Hers is one of the many cases that explain the high unmet need of family planning in the country. “We don’t have adequate community education programmes, and that’s why we have such myths,” Dr Osur explains.

Also, the small matter of legislation has been blamed for these deaths. Research has shown that countries with the most restrictive abortion legislation register the highest incidence of unsafe abortions and abortion mortality ratios.

In such settings, women often fear legal reprisals or are unable to access necessary post-abortion care.

CHANGING TREND

But the trend is changing, at least in some countries. South Africa and Cape Verde, for instance, have legalised abortion.

In South Africa, The Choice on Termination of Pregnancy Act (CTOP) of 1996 came to effect on February 1, 1997 and gives women the right to abort on request, to protect the health and well-being of the mother or foetus, or for reasons of rape or incest so long as such is done with the approval of one or two physicians.

This major step was followed by notable declines in abortion-related deaths.
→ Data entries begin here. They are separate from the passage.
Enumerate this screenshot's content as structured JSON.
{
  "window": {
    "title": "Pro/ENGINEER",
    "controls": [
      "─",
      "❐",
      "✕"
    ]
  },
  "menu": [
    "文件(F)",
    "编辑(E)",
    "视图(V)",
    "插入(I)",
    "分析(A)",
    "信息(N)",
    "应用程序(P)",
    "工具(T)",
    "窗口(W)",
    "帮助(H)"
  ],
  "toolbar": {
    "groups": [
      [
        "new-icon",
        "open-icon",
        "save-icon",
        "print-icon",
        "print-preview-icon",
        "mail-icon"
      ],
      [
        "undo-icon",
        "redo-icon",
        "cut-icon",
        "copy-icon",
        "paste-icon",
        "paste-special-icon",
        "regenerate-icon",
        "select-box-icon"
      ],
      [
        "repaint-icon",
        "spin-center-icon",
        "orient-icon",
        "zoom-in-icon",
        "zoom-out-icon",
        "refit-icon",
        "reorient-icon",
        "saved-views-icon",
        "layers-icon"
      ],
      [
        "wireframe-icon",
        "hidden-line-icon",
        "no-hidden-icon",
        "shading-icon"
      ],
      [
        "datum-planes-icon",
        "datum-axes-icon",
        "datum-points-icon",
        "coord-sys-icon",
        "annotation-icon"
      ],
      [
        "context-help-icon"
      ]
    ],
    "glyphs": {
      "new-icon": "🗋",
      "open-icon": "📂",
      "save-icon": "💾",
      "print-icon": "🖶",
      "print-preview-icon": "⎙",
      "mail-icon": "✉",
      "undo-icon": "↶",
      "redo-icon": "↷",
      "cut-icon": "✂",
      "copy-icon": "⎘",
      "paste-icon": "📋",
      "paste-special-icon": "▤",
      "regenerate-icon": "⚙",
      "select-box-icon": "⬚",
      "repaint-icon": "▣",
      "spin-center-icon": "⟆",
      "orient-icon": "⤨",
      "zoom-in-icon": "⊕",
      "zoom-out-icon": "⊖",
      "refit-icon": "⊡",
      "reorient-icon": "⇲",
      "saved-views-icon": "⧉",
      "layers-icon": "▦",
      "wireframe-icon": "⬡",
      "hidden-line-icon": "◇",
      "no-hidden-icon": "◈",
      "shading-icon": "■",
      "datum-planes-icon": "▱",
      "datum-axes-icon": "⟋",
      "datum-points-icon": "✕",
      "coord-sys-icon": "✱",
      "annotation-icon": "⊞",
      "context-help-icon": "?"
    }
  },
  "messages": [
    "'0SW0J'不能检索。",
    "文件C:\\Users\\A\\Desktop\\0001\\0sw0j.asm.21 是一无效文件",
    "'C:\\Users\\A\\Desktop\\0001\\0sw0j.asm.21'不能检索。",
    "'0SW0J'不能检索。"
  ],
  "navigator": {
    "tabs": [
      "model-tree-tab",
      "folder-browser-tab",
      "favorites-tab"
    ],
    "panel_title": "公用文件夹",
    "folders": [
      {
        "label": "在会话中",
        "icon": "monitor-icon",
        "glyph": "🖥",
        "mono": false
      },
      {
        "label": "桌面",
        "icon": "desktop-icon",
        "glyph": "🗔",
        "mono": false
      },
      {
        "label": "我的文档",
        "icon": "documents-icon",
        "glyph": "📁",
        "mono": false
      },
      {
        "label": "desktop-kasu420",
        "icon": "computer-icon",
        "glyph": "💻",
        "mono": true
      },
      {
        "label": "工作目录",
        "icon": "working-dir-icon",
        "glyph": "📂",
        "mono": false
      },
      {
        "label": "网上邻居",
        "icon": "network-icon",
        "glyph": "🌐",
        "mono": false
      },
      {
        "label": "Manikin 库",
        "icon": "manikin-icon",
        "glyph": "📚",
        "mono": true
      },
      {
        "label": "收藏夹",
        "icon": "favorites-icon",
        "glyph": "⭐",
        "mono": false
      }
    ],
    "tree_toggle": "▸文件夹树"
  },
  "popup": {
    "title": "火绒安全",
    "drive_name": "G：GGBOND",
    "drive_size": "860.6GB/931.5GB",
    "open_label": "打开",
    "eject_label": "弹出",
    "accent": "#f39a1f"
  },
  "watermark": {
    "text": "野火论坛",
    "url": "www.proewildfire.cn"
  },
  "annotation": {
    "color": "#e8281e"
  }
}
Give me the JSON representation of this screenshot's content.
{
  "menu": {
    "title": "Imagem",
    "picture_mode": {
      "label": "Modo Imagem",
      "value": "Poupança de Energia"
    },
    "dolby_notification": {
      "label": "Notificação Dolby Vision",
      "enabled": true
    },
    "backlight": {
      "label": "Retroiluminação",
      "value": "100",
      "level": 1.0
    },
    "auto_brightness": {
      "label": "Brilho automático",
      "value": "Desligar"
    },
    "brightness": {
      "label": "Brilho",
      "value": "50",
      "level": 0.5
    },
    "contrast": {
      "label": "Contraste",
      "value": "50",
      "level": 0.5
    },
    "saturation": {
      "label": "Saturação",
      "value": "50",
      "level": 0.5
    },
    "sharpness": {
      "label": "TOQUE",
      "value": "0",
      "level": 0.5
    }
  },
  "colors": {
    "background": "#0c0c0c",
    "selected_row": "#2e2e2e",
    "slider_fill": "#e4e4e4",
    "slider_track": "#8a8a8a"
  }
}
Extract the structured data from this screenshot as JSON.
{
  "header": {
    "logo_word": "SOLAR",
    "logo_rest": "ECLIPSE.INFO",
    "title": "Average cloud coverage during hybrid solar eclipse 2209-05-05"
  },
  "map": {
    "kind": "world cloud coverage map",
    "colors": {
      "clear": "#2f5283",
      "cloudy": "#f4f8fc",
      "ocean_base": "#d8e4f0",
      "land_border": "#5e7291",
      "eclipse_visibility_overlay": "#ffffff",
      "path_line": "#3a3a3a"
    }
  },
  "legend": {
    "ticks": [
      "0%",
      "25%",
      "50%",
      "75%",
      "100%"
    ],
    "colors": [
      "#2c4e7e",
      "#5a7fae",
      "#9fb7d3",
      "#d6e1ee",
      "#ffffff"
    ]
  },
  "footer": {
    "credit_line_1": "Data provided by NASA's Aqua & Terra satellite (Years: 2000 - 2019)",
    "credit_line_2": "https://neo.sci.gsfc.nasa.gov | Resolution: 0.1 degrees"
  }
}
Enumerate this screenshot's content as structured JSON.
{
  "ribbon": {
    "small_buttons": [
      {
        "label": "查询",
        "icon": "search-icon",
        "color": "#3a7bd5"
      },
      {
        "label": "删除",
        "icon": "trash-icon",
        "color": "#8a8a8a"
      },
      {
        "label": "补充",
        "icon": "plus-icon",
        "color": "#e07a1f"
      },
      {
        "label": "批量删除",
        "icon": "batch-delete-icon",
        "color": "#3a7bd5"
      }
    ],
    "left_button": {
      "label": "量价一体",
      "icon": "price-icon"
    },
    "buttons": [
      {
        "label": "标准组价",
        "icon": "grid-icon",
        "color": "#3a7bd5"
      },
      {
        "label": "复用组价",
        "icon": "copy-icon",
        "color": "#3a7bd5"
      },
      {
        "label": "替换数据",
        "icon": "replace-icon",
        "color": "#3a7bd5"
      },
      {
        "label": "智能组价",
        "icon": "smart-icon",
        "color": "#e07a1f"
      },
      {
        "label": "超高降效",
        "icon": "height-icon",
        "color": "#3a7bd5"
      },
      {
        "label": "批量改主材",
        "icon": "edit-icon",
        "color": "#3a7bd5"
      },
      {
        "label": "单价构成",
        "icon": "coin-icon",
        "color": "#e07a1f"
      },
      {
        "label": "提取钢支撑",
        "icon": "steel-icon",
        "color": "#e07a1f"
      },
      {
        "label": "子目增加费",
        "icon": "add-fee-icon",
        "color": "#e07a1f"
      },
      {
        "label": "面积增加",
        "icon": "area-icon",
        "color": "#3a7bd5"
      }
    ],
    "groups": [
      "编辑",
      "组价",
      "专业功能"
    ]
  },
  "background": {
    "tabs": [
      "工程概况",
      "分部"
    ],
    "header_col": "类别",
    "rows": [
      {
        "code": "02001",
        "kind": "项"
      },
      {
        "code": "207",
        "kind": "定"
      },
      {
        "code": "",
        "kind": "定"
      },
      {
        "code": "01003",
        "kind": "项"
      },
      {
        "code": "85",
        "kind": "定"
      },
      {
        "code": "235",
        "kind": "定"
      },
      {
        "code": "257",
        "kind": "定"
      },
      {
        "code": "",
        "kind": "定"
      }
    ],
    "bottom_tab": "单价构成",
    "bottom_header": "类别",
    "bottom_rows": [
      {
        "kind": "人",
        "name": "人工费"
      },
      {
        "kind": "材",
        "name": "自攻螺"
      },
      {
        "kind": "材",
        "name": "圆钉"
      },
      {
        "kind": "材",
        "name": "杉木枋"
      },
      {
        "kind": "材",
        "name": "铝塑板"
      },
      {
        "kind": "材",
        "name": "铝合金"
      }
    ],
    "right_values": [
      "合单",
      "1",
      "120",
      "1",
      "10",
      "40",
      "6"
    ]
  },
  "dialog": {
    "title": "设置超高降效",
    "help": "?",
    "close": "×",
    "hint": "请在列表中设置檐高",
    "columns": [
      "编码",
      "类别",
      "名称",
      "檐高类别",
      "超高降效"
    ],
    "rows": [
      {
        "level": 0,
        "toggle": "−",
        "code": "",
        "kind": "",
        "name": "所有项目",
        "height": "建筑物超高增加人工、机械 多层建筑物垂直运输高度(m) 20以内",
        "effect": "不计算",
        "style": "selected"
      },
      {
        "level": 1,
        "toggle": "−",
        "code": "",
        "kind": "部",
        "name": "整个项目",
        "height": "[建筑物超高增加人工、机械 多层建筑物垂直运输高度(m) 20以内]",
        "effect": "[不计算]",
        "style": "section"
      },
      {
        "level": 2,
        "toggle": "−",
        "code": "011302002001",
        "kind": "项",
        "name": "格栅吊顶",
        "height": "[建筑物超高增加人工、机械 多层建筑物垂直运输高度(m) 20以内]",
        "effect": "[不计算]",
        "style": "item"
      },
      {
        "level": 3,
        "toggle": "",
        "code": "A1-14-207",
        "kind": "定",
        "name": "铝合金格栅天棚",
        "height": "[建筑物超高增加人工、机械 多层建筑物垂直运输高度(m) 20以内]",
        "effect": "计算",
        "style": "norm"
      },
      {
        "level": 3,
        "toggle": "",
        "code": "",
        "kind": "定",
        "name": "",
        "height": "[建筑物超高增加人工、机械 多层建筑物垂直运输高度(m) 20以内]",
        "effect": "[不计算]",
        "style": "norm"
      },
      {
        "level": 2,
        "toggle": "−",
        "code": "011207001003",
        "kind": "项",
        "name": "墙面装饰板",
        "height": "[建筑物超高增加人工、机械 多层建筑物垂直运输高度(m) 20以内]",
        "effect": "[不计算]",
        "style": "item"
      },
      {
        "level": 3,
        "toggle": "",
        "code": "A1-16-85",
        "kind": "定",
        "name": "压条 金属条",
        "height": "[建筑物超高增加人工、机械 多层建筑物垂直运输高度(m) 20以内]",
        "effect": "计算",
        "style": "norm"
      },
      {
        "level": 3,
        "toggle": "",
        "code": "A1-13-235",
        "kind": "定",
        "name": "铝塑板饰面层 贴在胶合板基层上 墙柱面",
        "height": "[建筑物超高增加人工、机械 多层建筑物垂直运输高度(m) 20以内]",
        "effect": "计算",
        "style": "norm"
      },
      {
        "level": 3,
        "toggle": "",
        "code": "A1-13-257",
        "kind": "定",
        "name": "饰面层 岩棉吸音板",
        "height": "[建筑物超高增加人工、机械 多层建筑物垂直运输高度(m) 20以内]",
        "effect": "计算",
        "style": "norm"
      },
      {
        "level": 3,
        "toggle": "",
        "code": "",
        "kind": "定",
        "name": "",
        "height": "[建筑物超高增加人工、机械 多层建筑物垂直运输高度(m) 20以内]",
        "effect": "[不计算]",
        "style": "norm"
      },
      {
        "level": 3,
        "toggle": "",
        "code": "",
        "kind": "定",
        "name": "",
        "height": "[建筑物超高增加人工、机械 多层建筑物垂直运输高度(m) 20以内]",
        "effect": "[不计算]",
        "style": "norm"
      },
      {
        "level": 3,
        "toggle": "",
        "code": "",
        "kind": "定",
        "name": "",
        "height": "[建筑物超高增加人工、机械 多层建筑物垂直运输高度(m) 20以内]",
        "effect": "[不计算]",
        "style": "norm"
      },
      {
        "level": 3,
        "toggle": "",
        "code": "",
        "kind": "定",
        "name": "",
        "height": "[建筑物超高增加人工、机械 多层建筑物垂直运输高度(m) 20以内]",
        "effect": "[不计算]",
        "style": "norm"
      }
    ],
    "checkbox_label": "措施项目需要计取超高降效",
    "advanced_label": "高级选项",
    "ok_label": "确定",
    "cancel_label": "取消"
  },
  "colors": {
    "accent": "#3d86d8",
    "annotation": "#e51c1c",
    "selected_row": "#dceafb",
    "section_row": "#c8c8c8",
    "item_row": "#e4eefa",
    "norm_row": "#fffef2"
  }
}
IPAS, an international reproductive rights organisations, reports that complications from unsafe abortions led to 33 deaths per 1,000 abortions in South Africa in 1994, and that, after the law was passed, only 1 death per 1,000 pregnancies was reported in 1998.

This number remained steady or dropped in subsequent years, IPAS says, resulting in a 91 per cent drop in deaths related to unsafe abortion between 1998 and 2001.

In Kenya, Chapter 26 (4) of the Constitution only allows abortion when the health of the mother is at risk, and only a trained health professional can certify the risk.

That is why 42-year-old Philisters Amakanji of Mumias County never sought the approval of a health specialist when she decided to end her pregnancy.

When she separated with her husband and moved out of her matrimonial home to Mumias town to work as a barmaid, she had never imagined that she could fall pregnant again.

She had already given birth to three children and, despite her high-risk trade, did not think of contraceptives as necessities.

But they were, as she was to learn in a matter of months. A man had promised to marry her when one of her customers got her pregnant.

She knew the other man would run for the hills if she told him that she was pregnant, so she headed to a kiosk and bought 12 anti-malarial tablets.

Back home, she swallowed the 12 tablets, lay in bed and waited for the worst to happen. It did, and she says she nearly bled to death.

et, at 42, sexually active and not wishing to get pregnant, you would expect that she would be using contraceptives. But she wasn’t.

'ONLY CONSIDERED USING CONTRACEPTIVES LAST YEAR'

“I only considered using contraceptives last year after my daughter from the first marriage got pregnant for the fourth time,” she says. The first time the girl got pregnant, her mother took her to a clinic in Bungoma where the pregnancy was terminated.

“She almost died,” Philisters says, “but I just wanted the best for her.”

Then the girl got pregnant again, and again, and again. Philisters’s friends asked her what was happening and advised her to put her daughter on family planning.

She did, opting for a long-term method for both the daughter and herself.

Now, she says, she hopes she will remain ‘safe’, and that she will not blow any chances of marriage again.

For Tago across the ridge, it is too late. No contraceptive can bring back her daughter. But she has a grandchild to take care of, and that grandchild is, to her, a constant reminder of what could have... but never was.

It is a huge price to pay, but here, on these rain-soaked fields of Mumias — as in everywhere else across the country — death from post-abortion complications has become the norm rather than the exception.